Helps you lose weight.

The notion that you should drink reduced-fat milk is based on two theories that have zero scientific basis — that calories per se make you fat, and that saturated fat is bad for your heart. They’re both nonsense.

[Update a couple minutes later]

The author still gets that part wrong:

Whole-milk dairy products are relatively high in saturated fat. And eating too much saturated fat can increase the risk of heart disease. So many experts would agree that adults with high cholesterol should continue to limit dairy fat.

I repeat, there is zero empirical evidence that saturated fat increases the risk of coronary disease. It is based on the flawed theory that high cholesterol causes heart disease and that eating cholesterol increases your cholesterol. Again, neither is true.

The Calorie-Labeling Mess

Another ObamaCare disaster:

The calorie label clause, buried deep within the ACA’s 10,000 pages, seems harmless enough at first glance. Each restaurant chain with over 20 locations is required to display the calorie content of each food and drink item it serves on signs and printed menus–with vending machine distributors subjected to the same rules. But the regulation also covers “similar retail food establishments,” a clause vague enough to give FDA regulators sweeping power to determine who does and doesn’t have to comply.

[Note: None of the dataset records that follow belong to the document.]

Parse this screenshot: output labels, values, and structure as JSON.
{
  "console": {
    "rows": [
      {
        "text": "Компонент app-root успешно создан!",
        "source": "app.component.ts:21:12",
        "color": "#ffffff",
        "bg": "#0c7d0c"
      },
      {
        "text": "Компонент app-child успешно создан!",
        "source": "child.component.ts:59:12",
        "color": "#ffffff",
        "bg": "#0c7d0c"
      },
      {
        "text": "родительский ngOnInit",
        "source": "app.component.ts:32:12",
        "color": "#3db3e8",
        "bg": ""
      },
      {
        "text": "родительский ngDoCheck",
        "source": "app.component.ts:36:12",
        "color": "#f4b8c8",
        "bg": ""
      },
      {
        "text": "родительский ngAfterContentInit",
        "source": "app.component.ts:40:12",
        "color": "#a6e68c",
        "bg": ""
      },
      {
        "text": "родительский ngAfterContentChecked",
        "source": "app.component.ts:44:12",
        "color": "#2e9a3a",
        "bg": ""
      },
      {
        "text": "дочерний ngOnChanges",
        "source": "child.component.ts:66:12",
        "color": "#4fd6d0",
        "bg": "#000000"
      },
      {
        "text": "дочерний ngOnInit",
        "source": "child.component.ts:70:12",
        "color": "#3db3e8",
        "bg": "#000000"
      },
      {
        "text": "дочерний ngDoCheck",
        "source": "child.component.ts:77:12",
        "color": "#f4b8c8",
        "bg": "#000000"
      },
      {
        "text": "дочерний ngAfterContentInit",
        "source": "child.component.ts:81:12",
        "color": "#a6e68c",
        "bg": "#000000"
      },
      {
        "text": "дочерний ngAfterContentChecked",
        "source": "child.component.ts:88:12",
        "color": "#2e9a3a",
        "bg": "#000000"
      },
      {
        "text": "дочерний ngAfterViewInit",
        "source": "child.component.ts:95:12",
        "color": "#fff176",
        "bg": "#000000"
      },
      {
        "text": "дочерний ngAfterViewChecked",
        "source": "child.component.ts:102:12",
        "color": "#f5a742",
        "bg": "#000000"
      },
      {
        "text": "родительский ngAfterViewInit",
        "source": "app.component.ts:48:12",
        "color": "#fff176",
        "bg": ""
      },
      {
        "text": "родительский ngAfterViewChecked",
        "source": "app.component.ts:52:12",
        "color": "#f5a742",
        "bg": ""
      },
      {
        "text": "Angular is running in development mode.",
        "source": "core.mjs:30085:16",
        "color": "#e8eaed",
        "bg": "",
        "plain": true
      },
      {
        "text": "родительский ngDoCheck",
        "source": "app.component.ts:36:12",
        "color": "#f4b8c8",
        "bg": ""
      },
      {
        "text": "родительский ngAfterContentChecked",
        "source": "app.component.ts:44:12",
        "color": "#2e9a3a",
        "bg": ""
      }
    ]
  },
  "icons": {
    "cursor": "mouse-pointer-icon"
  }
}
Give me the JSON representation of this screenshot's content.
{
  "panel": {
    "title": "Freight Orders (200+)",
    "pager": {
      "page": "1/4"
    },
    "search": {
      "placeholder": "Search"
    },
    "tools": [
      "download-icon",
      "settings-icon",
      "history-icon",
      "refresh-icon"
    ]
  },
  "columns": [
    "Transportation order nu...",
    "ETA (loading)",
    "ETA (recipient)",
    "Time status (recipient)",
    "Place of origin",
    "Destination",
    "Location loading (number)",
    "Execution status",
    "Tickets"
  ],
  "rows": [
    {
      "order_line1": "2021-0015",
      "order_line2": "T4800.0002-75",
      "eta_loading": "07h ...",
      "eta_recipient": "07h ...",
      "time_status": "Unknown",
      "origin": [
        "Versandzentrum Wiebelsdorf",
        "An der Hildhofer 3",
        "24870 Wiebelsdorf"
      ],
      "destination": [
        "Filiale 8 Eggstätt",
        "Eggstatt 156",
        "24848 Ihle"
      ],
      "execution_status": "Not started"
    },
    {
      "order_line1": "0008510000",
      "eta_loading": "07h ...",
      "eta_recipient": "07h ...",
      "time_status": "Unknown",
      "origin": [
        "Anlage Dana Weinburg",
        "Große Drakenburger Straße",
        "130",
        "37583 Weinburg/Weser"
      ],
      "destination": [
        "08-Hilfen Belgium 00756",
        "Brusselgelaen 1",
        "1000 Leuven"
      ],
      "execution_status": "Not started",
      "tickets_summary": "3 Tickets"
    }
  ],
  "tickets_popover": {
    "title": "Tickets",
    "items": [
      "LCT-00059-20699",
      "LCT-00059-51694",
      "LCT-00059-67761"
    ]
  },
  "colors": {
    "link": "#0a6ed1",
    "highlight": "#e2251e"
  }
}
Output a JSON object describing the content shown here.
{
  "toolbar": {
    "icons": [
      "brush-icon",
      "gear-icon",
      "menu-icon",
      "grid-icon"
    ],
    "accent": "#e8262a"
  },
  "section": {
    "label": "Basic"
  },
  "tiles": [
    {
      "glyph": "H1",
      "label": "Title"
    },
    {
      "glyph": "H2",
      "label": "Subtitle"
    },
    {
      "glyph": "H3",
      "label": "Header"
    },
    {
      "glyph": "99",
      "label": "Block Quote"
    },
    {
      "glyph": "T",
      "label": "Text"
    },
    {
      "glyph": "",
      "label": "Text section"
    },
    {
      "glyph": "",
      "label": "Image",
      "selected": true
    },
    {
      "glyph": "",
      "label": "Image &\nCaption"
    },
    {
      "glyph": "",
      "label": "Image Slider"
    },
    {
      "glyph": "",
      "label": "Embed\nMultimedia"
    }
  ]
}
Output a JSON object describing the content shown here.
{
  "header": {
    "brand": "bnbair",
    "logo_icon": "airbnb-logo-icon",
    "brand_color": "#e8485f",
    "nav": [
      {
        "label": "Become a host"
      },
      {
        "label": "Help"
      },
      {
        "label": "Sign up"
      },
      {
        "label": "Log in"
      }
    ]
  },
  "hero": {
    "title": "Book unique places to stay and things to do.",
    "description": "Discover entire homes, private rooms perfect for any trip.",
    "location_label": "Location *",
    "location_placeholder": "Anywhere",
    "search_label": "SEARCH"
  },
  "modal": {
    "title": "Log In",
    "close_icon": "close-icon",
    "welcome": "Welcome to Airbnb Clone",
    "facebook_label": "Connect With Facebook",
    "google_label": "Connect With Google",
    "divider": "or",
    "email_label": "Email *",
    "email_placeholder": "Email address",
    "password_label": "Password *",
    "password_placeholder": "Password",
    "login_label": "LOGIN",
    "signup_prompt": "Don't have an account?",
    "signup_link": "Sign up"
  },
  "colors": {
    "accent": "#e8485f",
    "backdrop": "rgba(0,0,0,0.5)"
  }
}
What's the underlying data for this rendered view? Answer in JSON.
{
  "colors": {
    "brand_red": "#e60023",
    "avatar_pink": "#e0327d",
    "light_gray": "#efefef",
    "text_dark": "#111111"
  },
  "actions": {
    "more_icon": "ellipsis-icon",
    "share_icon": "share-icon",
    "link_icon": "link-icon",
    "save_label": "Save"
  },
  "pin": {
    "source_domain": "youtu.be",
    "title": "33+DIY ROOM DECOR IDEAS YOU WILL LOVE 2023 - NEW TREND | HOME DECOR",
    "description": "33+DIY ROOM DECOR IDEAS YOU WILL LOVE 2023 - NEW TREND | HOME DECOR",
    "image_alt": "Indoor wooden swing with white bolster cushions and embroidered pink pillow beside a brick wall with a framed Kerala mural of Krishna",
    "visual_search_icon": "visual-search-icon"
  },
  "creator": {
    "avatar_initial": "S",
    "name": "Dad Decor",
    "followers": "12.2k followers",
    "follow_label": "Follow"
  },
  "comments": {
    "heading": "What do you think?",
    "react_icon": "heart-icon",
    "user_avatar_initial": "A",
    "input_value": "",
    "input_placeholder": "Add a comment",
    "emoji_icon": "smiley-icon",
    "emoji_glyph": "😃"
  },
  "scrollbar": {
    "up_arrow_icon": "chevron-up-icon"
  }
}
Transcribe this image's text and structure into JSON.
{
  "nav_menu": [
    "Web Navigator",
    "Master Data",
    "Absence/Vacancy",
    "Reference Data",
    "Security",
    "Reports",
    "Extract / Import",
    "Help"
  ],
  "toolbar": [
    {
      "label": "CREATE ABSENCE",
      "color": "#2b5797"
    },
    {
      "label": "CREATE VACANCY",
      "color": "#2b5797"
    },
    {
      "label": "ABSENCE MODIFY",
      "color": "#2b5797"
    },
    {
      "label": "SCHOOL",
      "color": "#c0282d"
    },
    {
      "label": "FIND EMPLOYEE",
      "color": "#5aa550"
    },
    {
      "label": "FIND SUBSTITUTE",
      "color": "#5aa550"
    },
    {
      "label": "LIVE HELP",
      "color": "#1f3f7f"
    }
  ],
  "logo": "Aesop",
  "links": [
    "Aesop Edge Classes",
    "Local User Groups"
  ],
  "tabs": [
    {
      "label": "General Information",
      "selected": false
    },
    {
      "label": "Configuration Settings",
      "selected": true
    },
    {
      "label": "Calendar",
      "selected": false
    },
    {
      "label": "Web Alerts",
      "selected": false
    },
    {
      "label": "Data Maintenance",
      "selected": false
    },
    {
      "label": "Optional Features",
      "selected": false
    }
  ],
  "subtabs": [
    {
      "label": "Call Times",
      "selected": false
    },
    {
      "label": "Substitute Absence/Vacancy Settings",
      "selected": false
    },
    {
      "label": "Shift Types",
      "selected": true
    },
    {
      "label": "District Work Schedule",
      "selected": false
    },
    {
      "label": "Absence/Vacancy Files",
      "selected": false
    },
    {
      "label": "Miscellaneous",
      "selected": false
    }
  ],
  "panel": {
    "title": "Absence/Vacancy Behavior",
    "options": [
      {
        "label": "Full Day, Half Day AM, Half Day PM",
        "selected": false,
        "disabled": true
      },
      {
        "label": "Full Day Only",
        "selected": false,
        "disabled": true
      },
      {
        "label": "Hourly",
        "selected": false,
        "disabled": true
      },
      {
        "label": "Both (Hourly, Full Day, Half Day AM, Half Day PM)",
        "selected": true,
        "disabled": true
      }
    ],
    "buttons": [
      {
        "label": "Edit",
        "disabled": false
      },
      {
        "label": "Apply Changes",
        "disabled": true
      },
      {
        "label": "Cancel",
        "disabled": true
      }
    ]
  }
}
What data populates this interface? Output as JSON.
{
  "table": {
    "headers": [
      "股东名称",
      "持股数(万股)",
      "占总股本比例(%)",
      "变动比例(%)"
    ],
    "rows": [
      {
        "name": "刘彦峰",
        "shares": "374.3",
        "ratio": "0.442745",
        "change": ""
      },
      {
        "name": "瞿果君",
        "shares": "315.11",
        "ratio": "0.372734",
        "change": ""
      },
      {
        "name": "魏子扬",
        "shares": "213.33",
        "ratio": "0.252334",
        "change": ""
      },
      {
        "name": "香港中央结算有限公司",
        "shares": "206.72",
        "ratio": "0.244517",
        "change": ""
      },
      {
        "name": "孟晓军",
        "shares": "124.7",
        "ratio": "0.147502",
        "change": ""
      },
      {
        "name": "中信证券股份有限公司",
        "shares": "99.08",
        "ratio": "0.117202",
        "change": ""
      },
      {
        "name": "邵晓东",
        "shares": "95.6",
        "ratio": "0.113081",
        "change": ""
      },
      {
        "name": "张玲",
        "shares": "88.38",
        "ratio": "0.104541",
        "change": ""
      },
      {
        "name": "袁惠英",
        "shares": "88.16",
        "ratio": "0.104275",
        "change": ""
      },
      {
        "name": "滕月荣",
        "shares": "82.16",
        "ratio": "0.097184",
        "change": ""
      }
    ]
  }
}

FDA Commissioner Margaret Hamburg admitted that she “actually thought [calorie labeling] would be one of the more straightforward tasks…but little did I know how complicated it would be.” Hamburg’s concerns are hardly unfounded, but it’s small business owners and franchisees—not FDA bureaucrats—that will feel the most pain under the new law.

What’s particularly stupid is that even if they could make it work without impacting businesses so much, it won’t even do any good, because calories are not what make people obese. All part of the Democrats’ war on science.

Low-Carb Diets

…give better cardiovascular outcomes:

Recent randomized controlled trials document that low-carbohydrate diets not only decrease body weight but also improve cardiovascular risk factors. In light of this evidence from randomized controlled trials, dietary guidelines should be re-visited advocating a healthy low carbohydrate dietary pattern as an alternative dietary strategy for the prevention of obesity and cardiovascular disease risk factors.

I’m convinced that the medieval unscientific low-fat nutrition advice killed my father in the seventies.

The Latest California Idiocy

Condoms for cooks’ hands:

So this law is in fact encouraging the very problem it strives to prevent. God, I’m glad I’m not governed by California—what a bunch of knuckleheads when it comes to food! Why don’t you people actually try to know what the f**k you’re talking about before legislating? Jesus.

I am continually washing my hands in the kitchen when I cook. This is moronic.

V8

So, it wasn’t just me:

I found the stuff revolting, because it was like drinking cold tomato soup.

…It had great brand awareness when I was growing up, thanks to the constant barrage of ads featuring people who had, for some reason, forgotten to avail themselves of a V8, and remonstrated themselves by slamming their palms into their foreheads.

Not even this made me want some.

Me, neither.

Olives

I share Lileks’ attitude:

Wife wanted Olives for the Christmas snack tray. There is an Olive Bar. I hate olives, so the olive bar is interesting: so many things to dislike and ignore. Just like the DirecTV options. The amount of choices you can passively reject is just astonishing; it’s a defining feature of modern life.

I suppose I should try a couple different ones, just to see if maybe there’s one I like, but I’ve never gotten into them.